The story centres on two sisters, Euridice and Guida, who are very close to each other, but live with a strict and conservative father, and a mother who is no more than a benign shadow of the strong patriarchy reigning in the household.
When Guida, who dreams of where love can take her, inexplicably leaves the family one night, Euridice, who has dreams herself of being a concert pianist, has to contend with living without a sister.
Invisible Life charts the many years of separation, with neither sister knowing where the other is. Director Karim Ainouz gives us strong performances, particularly from Julia Stockler and Carol Duarte, who play Guida and Euridice respectively.
Much of the narrative is repetitive as each sister yearns for the other, time-stamped by a handful of letters that Guida writes to Euridice, hoping she would reciprocate.
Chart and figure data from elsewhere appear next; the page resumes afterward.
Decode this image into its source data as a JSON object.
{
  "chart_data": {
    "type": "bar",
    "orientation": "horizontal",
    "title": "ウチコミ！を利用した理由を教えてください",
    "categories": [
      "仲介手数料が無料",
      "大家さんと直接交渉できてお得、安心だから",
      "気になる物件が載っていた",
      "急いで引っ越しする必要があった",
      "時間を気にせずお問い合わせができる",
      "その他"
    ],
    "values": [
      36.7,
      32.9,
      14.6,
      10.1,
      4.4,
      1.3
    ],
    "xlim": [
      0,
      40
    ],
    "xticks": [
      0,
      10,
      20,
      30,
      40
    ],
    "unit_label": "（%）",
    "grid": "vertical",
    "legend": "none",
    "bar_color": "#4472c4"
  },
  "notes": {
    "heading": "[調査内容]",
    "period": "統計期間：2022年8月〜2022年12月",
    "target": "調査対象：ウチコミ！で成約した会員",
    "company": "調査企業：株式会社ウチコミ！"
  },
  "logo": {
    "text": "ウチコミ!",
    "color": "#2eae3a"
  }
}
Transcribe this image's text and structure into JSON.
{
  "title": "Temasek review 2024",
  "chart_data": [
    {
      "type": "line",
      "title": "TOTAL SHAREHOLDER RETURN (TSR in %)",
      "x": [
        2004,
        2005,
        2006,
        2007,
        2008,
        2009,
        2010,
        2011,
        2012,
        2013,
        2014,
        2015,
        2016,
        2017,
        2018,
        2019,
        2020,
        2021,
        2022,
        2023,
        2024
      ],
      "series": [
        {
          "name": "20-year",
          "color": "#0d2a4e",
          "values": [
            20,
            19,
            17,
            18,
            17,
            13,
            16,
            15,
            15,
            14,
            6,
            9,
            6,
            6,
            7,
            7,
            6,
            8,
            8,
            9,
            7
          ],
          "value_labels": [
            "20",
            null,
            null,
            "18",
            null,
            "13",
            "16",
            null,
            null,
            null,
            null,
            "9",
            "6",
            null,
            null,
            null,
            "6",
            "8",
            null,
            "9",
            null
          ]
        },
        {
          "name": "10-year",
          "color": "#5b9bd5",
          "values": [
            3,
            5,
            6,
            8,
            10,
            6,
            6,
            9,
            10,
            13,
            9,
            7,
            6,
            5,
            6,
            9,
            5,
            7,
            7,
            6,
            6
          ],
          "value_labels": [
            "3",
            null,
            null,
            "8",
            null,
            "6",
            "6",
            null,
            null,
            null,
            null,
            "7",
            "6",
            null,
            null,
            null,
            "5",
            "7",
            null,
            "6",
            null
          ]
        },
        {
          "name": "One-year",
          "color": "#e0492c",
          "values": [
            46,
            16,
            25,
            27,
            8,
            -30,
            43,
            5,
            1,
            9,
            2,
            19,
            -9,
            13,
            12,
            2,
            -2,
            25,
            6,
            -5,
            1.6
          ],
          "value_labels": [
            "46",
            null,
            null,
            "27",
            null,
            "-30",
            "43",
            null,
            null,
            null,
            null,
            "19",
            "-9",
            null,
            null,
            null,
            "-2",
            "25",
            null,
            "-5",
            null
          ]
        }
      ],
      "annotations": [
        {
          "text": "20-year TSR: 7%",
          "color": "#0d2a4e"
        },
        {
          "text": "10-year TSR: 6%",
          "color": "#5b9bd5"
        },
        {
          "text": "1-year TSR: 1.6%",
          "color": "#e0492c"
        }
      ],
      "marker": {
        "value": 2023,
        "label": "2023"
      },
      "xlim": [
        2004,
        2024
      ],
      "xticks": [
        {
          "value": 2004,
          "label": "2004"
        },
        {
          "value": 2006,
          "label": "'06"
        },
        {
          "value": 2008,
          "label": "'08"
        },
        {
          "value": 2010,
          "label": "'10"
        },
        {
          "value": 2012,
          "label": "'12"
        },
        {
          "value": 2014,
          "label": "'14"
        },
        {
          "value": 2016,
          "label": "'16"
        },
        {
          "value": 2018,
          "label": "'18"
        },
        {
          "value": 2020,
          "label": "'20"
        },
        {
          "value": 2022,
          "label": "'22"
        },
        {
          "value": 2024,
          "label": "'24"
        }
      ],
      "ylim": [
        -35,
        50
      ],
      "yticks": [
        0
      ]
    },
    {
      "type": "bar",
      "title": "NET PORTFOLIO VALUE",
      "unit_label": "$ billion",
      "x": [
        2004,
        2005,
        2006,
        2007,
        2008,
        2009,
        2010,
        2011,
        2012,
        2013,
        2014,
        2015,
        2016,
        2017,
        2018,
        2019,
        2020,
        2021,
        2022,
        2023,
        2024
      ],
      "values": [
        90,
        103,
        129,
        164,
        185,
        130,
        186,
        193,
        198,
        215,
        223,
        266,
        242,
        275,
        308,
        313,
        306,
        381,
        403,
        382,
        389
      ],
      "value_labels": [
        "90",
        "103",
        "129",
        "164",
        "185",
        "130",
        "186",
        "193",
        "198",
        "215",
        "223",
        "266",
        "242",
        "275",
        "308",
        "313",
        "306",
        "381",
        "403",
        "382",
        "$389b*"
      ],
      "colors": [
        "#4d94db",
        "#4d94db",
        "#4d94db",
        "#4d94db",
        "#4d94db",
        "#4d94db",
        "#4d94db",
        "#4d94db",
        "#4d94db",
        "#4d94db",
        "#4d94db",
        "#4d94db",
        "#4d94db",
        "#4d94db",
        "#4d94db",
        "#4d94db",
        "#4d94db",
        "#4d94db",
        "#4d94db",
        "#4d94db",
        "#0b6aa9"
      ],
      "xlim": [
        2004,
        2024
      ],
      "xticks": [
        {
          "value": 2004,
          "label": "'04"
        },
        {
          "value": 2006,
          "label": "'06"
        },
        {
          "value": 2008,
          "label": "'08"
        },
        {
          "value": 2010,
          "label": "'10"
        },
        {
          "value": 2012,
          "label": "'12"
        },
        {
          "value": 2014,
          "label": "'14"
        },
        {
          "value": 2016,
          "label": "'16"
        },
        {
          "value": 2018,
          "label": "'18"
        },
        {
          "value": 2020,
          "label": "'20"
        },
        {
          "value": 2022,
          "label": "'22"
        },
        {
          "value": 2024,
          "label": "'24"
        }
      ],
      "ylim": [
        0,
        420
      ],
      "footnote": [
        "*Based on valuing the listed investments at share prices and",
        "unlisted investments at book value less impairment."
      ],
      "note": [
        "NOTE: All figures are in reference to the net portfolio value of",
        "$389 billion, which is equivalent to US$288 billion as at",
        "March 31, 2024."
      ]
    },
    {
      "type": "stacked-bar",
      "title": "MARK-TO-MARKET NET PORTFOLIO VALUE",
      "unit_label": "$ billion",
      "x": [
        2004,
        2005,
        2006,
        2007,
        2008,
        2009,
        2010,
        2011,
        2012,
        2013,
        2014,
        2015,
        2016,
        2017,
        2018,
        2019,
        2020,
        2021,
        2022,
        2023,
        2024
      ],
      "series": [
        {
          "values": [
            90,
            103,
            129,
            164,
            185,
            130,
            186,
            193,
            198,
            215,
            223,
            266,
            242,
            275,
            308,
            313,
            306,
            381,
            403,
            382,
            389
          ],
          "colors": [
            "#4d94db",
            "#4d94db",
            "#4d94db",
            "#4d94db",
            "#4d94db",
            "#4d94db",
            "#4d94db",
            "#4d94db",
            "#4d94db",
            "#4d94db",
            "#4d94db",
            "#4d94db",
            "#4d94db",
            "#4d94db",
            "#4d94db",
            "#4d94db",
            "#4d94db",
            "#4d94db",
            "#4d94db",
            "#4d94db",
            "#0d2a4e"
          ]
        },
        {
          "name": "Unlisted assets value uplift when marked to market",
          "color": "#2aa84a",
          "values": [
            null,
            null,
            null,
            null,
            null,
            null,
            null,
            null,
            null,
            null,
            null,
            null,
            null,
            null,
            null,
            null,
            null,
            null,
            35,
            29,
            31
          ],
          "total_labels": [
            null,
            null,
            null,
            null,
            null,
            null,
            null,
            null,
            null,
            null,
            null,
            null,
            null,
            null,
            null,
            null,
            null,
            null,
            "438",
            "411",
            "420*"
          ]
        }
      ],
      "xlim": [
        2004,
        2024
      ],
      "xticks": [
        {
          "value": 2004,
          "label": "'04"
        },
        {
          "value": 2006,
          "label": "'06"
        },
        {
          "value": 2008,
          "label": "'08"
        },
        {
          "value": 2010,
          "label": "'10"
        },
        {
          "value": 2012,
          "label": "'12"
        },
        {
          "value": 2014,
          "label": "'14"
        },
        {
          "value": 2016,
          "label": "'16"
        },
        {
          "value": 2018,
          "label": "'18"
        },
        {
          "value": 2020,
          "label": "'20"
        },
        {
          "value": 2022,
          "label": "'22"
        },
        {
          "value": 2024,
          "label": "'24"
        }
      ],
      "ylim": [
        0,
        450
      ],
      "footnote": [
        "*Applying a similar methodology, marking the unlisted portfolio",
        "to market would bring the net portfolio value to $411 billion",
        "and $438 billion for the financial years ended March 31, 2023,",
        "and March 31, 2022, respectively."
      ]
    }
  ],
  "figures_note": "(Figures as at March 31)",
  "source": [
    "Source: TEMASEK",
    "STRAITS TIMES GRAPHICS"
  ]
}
One might find the estrangement between the two siblings unbearable, but Ainouz’s work is far more than that—it tackles the lot of working-class women through the life journeys of Guida (who is a single mother toiling in a job more suitable for males, but she grows into an independent woman of determination and courage), and Euridice (who marries into a traditional household and resigns to an ‘invisible life’).
While there is some momentum to its storytelling (well, at least I was interested to see how the film would end), its finale, while sure to induce tears, feels underwhelming to me as it seems like a segment forcibly attached to the film to give it a requisite semblance of closure.